About two years ago at this very same time in the fall of the year, Erin was pregnant with Colt.
  I was in town working while she was away in Gainesville, GA visiting her mother.
  I received a phone call from her early one morning saying she was having problems with the pregnancy and was going to the hospital.
  Every bit of breath was sucked out of my life and my heart physically broke, as I literally felt a crushing pain in my chest, heaving to get a breath into my lungs.
  I hurt like I had never hurt before, cried like I had never cried before and prayed like I had never prayed before.

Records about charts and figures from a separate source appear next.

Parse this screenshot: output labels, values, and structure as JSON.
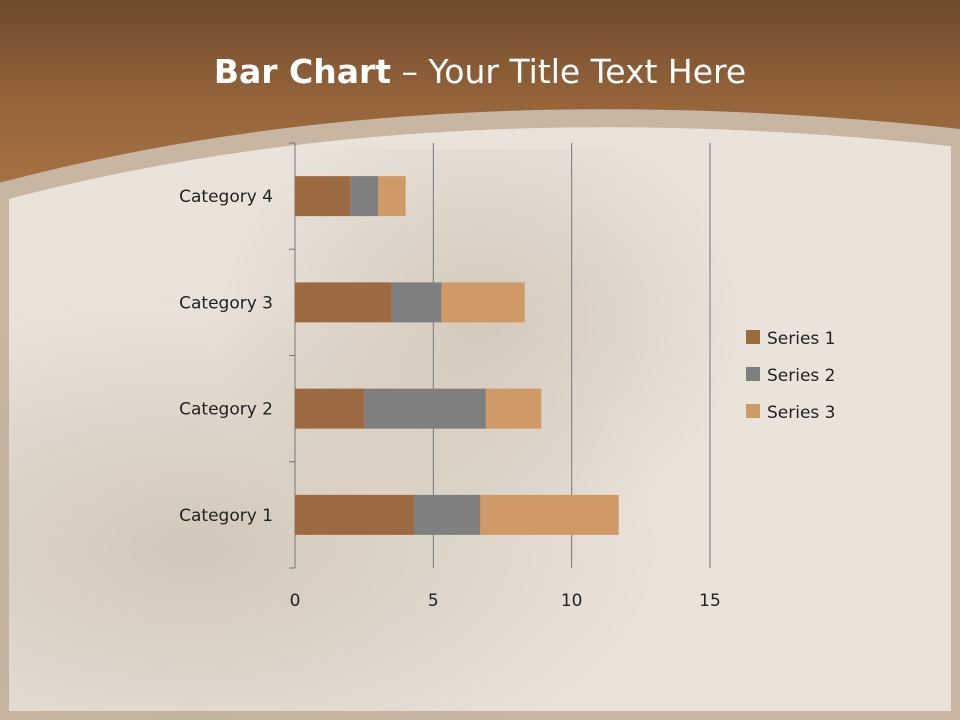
{
  "title": {
    "bold": "Bar Chart",
    "rest": " – Your Title Text Here"
  },
  "chart_data": {
    "type": "bar",
    "orientation": "horizontal",
    "stacked": true,
    "categories": [
      "Category 1",
      "Category 2",
      "Category 3",
      "Category 4"
    ],
    "series": [
      {
        "name": "Series 1",
        "values": [
          4.3,
          2.5,
          3.5,
          2.0
        ],
        "color": "#9c6a42"
      },
      {
        "name": "Series 2",
        "values": [
          2.4,
          4.4,
          1.8,
          1.0
        ],
        "color": "#7f7f7f"
      },
      {
        "name": "Series 3",
        "values": [
          5.0,
          2.0,
          3.0,
          1.0
        ],
        "color": "#cf9a68"
      }
    ],
    "xlim": [
      0,
      15
    ],
    "xticks": [
      "0",
      "5",
      "10",
      "15"
    ],
    "grid": true,
    "legend": "right"
  }
}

Erin’s Mom, Bill (yes, Bill is my Mother-in-law), called me a little while later to report that the ER doctor had run a preliminary test and indeed Erin was having a miscarriage.
  The crushing pain became excruciating, beyond anything I had ever known before.
  I had an overwhelming feeling that this child was not lost, but that God was going to save this child.
  It was a sense that the doctors were wrong, but worse than that, I felt in my soul that the doctors were going to unintentionally kill the child by trying to speed up the process.
  I called everyone to start praying.
 

An hour later, a specialist was called in to give a second opinion.
  Bill called me on the phone with the news.
  The specialist confirmed what the first doctor had said.
  Erin was having a miscarriage and it was in its final stages.
  I can not explain the torment that I felt in that moment.
  At this time, I knew with all my heart that God was going to save my unborn child.
  I could not let the doctors do anything to “help speed up the process.”
  I was initially told I could not speak to Erin.
  That was soon remedied in a not so quiet manner.
  Erin came on the phone and I asked that she promise me that she would not let the doctors do anything to her, no shots, no medications, no ‘procedures.’ 
  God was going to save our child.
  Weeping uncontrollably, we agreed that Erin would wait it out in the hospital until the doctors could do the final analysis, a sonogram.
 

The next hour was the longest in my life.
  The pain was unbearable to the point that I thought I was going to implode from the constricting of my chest muscles.
  My whole body was hurting from both the emotional and physical strain of the prior hours of crying out to God.
  The next call would be life or death.

The phone rang.
  Bill was on the other line.

The machines showed a healthy baby with a very strong heartbeat… my boy was alive!
  My God was alive!
  My faith was alive!
 

Yes, it was a miracle and God gets all the glory.
  Erin and I know that God saved Colt for a very special purpose.
  He is ours for a time; to raise, to love, to encourage, to point him to his Father.
  But just as Samuel was given back to God, we too know that Colt is God’s child.
  Therefore he will go where we go, wherever God calls us as a family.
  We are under God’s protection, and as much as I love my son, God loves him more, for it is God who knit him in the womb.